Let me go change it to that..I don't see why that won't work and like you say makes sure
we don't inadvertently twiddle the ECN bits.

As I poke in the code the ip6->ip6_flow = (....) line you have at the beginning
is already here (right above the ip6)vfc set.. or am I missing something?

Address Richard and Michaels comments by letting sleeping dogs lie :)

rrs marked 2 inline comments as done.Apr 12 2023, 5:42 PM
rrs added inline comments.
sys/netinet/tcp_subr.c
1709

Ok Richard your suggested fix is broken in a couple of ways:

a) IPV6_DSCP() only works on an ip6_flow pointer
b) It basically does a (( x >> 20) & 0xfc) to the int.
c) your suggested htonl( dscp << (IPV6_FLOWLABEL_LEN + IPTOS_DSCP_OFFSET) works out to

     htonl(dscp << (20 + 2))
which I believe will be broken since you did not slide it down 22 but only 20.

So I have decided I will let the FreeBSD version continue to be like this.

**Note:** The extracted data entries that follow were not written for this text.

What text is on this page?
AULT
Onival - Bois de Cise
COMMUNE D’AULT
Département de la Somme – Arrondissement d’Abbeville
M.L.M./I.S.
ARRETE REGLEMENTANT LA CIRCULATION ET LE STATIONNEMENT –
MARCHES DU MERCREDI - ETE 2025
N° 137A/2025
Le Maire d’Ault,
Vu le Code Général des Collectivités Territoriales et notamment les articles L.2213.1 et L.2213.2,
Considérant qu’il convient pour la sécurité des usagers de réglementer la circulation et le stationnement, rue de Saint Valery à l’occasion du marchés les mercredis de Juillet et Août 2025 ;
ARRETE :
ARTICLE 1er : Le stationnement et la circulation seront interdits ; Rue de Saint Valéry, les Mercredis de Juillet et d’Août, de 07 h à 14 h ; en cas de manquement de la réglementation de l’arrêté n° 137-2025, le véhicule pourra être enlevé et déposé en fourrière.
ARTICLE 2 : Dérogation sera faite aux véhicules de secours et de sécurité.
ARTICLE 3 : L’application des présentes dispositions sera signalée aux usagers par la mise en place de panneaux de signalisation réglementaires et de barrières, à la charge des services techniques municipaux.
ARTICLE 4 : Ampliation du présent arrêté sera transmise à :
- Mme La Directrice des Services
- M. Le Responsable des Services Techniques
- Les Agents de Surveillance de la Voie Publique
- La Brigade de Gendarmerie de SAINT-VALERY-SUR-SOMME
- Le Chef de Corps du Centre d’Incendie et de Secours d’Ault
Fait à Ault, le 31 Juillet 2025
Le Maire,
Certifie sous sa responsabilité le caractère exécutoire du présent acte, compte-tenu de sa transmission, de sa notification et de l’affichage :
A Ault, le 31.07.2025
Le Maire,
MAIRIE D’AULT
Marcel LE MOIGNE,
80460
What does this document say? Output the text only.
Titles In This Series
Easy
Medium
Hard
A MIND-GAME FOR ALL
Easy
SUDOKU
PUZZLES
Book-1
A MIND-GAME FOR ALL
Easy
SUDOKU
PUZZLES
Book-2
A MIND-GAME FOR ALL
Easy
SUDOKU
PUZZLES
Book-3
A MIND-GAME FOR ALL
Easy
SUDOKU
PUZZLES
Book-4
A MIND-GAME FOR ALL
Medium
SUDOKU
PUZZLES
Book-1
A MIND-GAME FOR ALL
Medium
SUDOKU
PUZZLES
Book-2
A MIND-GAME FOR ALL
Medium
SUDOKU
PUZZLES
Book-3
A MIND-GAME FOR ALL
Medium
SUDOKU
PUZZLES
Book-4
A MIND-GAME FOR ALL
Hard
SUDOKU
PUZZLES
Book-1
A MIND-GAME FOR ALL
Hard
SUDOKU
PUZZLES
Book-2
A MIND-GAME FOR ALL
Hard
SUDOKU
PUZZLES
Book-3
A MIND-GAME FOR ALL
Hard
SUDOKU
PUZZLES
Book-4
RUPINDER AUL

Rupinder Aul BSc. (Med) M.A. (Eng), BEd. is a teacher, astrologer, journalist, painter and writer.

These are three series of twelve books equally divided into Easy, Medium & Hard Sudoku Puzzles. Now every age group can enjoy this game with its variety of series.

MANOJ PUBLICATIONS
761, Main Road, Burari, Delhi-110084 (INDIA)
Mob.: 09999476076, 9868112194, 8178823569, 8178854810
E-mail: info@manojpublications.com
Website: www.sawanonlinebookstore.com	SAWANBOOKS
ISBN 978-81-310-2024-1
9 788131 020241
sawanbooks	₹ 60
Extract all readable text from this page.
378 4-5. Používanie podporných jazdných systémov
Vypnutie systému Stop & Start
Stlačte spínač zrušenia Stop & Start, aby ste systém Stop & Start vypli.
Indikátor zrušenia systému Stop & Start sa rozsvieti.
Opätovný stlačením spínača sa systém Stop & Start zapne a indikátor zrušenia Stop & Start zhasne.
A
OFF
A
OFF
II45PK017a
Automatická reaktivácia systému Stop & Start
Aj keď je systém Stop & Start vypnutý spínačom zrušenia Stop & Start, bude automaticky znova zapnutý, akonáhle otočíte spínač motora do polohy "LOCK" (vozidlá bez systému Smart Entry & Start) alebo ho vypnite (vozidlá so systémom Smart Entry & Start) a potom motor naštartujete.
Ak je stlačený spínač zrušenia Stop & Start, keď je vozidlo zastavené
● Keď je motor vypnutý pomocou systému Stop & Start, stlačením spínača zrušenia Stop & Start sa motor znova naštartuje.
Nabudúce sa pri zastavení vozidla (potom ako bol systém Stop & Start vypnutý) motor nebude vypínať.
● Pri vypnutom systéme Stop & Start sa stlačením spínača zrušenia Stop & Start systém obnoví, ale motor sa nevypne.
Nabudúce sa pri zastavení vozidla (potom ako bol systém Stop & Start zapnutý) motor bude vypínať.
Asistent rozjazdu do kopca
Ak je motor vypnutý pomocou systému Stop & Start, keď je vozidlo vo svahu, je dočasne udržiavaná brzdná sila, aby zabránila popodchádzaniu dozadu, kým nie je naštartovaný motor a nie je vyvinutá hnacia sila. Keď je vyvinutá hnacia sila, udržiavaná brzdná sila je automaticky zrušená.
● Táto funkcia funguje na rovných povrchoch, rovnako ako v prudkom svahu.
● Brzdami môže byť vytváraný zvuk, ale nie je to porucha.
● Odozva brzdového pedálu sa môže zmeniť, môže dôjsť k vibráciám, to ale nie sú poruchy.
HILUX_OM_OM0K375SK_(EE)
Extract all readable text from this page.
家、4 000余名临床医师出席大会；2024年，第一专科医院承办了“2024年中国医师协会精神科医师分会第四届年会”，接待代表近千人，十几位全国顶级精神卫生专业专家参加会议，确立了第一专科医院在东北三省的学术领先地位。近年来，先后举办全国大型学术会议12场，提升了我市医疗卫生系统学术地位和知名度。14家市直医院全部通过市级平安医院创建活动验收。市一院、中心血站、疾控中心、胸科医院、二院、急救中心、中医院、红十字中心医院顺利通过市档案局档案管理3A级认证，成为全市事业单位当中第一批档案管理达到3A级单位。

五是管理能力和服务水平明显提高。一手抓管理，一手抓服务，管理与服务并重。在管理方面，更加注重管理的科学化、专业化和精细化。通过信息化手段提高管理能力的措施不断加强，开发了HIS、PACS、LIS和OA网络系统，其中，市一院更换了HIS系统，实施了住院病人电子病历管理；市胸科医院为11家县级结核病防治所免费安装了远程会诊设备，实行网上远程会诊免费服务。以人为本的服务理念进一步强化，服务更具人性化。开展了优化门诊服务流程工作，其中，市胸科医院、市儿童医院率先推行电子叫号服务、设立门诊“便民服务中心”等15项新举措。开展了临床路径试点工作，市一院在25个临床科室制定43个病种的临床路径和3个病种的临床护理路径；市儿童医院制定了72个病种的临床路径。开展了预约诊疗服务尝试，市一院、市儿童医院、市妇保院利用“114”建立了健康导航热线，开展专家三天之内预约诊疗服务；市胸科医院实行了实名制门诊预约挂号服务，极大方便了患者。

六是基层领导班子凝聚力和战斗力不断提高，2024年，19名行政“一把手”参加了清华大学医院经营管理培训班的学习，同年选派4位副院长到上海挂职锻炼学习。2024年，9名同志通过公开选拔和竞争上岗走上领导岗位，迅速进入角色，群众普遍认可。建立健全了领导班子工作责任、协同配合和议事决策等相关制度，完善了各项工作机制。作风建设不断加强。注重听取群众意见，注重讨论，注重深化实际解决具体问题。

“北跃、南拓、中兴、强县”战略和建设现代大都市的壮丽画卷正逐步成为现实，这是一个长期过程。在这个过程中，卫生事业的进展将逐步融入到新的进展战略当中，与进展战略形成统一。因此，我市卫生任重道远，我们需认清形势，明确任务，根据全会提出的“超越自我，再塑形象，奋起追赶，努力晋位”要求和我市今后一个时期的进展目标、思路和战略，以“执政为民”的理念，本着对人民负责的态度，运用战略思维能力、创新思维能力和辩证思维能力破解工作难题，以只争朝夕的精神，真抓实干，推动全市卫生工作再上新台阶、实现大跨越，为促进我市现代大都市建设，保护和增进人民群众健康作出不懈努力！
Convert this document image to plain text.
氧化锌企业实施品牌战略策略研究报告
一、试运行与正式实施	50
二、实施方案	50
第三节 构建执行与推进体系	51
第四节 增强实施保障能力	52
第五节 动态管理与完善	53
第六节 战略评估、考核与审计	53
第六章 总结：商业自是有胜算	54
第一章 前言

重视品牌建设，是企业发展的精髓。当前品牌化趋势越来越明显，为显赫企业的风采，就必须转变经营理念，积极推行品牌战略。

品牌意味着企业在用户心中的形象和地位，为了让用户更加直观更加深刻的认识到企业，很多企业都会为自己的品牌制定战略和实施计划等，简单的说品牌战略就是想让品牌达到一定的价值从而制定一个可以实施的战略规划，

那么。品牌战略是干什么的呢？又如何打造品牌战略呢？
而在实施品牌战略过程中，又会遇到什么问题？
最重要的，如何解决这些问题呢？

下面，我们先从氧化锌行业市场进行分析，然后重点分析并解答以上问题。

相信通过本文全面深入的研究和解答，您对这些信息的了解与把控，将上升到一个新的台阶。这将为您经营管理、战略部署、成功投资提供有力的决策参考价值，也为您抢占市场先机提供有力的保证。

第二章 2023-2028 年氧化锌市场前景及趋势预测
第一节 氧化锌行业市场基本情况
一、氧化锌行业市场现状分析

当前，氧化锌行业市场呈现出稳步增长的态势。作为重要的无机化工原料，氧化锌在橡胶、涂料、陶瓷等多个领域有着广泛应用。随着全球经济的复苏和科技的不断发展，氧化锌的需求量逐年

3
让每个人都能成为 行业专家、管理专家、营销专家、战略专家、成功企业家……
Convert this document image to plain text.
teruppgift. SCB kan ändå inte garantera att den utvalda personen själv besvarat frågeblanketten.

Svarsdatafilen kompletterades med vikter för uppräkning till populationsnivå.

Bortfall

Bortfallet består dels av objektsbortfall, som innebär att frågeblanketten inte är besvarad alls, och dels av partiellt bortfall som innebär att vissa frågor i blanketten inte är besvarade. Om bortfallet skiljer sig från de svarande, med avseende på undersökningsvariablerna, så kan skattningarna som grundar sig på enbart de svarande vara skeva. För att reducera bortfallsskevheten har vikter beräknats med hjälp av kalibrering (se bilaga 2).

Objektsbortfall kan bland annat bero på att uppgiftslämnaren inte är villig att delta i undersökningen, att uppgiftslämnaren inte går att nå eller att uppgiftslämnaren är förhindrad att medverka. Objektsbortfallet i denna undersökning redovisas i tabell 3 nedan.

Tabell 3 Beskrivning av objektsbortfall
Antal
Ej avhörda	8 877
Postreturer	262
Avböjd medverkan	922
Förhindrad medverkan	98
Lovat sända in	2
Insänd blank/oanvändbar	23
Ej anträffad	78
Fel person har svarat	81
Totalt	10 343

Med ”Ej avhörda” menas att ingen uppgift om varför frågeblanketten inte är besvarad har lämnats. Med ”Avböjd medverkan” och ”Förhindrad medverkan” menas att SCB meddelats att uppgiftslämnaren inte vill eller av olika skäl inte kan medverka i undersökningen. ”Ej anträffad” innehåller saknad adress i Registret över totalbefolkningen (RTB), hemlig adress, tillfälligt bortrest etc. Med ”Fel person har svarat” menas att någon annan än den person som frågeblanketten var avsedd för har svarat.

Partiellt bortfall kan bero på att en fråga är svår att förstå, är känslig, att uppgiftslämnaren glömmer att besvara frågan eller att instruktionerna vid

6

We will keep our
diff's that make it work :)

sys/netinet/tcp_subr.c
1709

So, the IPV6_DSCP macro is extracting the tclass masked to the dscp... Sorry for not catching that.

Still, the following seems to be cleaner to me (and probably fewer ops):

+              int32_t tclass = 0;

		ip6 = (struct ip6_hdr *)ip_ptr;
-		ip6->ip6_flow = (ip6->ip6_flow & ~IPV6_FLOWINFO_MASK) |
-			(inp->inp_flow & IPV6_FLOWINFO_MASK);
+              ip6->ip6_flow = (ip6->ip6_flow & ~IPV6_FLOWINFO_MASK) | 
+                      (inp->inp_flow & IPV6_FLOWLABEL_MASK);
		ip6->ip6_vfc = (ip6->ip6_vfc & ~IPV6_VERSION_MASK) |
			(IPV6_VERSION & IPV6_VERSION_MASK);
		if (inp->in6p_outputopts != NULL)
-			tclass = inp->in6p_outputopts->ip6po_tclass;
+			tclass = (inp->in6p_outputopts->ip6po_tclass & ~IPTOS_ECN_MASK);
-		else
-			tclass = 0;
-		ip6->ip6_flow &= htonl((~0xfc) << 20);
-		ip6->ip6_flow |= htonl((tclass & 0xfc) << 20);
+             ip6->ip6_flow |= htonl(tclass << IPV6_FLOWLABEL_LEN);
sys/netinet/tcp_subr.c
1709

The code looks OK to me. It clears the flowlabel and the DSCP and then sets the DSCP.
It looks like code duplication, but that might be necessary. Do you know which problem this patch fixes? Then we can look at it and decide this is the perfect patch or improve it later.

Would be nice to know what the problem is you are experiencing with the DSCP for IPv6.

This revision is now accepted and ready to land.Apr 12 2023, 6:37 PM

Would be nice to know what the problem is you are experiencing with the DSCP for IPv6.

If I remember correctly it was *not* being set. I will ask Drew on Monday and see if he remembers... it is his fix ;)

This revision was automatically updated to reflect the committed changes.